Il mentoring, al pari di altri strumenti (es. coaching) costituisce un interessante strumento di formazione. Ma il suo scopo va oltre. Esso, infatti, non si limita ad ampliare le conoscenze del mentee, ma ne permette anche la sua integrazione (e crescita) all’interno della cultura e dell’organizzazione.

Il mentoring diventa così anche un interessante strumento di organizzazione aziendale e di gestione delle risorse umane, garantendo un rafforzamento della cultura aziendale, l’individuazione di figure di back-up di risorse chiave, un miglior collegamento tra le varie funzioni aziendali, una miglior condivisione delle informazioni, l’incremento delle motivazioni (e quindi anche della performance) delle risorse, etc.

Quindi mentoring può divenire sinonimo di crescita sia del mentee che dell’azienda.

Tuttavia il mentoring non esaurisce qui le proprie potenzialità. Nel concludere vale infatti la pena soffermarsi, anche su come il mentoring possa divenire un interessante strumento per la gestione del processo di “invecchiamento” della forza lavoro.
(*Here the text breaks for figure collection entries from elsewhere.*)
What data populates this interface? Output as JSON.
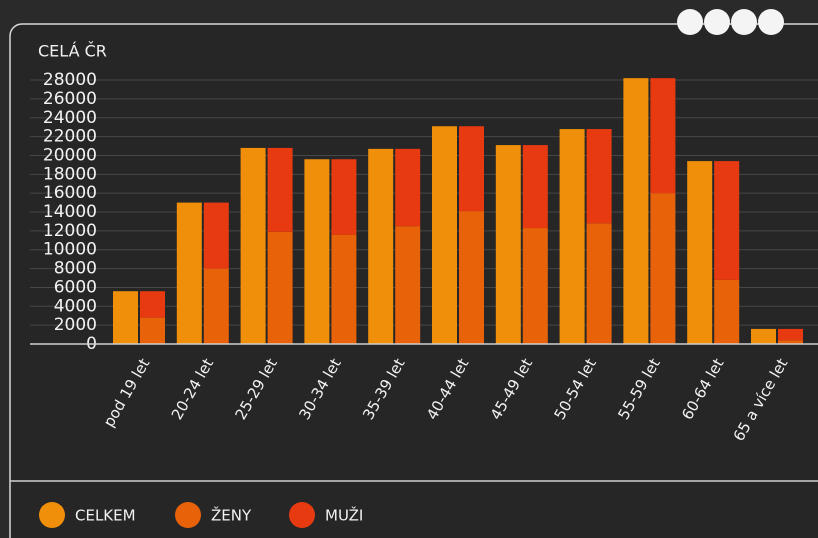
{
  "chart_data": {
    "type": "bar",
    "title": "CELÁ ČR",
    "categories": [
      "pod 19 let",
      "20-24 let",
      "25-29 let",
      "30-34 let",
      "35-39 let",
      "40-44 let",
      "45-49 let",
      "50-54 let",
      "55-59 let",
      "60-64 let",
      "65 a více let"
    ],
    "series": [
      {
        "name": "CELKEM",
        "color": "#f0900a",
        "values": [
          5600,
          15000,
          20800,
          19600,
          20700,
          23100,
          21100,
          22800,
          28200,
          19400,
          1600
        ]
      },
      {
        "name": "ŽENY",
        "color": "#e8620a",
        "values": [
          2800,
          8000,
          11900,
          11600,
          12500,
          14100,
          12300,
          12800,
          16000,
          6800,
          400
        ]
      },
      {
        "name": "MUŽI",
        "color": "#e83a10",
        "values": [
          2800,
          7000,
          8900,
          8000,
          8200,
          9000,
          8800,
          10000,
          12200,
          12600,
          1200
        ]
      }
    ],
    "ylim": [
      0,
      28800
    ],
    "yticks": [
      0,
      2000,
      4000,
      6000,
      8000,
      10000,
      12000,
      14000,
      16000,
      18000,
      20000,
      22000,
      24000,
      26000,
      28000
    ],
    "grid": true
  }
}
In base allo studio del 2015 effettuato dall’Osservatorio Randstad sull’active ageing (coordinato dal professor Tiziano Treu) le aziende sono sempre più sensibili al trend di invecchiamento della propria forza lavoro. Nel 2033, in base a tale studio, 1/3 della forza lavoro sarà “over 50”. Aziende quali Philips, Bosch, Axa ed altre hanno già avviato policy per la gestione del fenomeno, tra cui anche il mentoring.

Infatti, se rivolto in modo specifico a lavoratori “senior” il mentoring può avere una doppia valenza. L’obiettivo, in questo caso, è si quello di abbinare talenti (spesso under 30), con una persona senior, dotata di esperienza consolidata, per favorire un processo di knowledge sharing ma anche per individuare un nuovo ruolo per la persona senior che si sentirà gratificata, generando in questo modo un maggior coinvolgimento e livelli di motivazione al lavoro più elevati.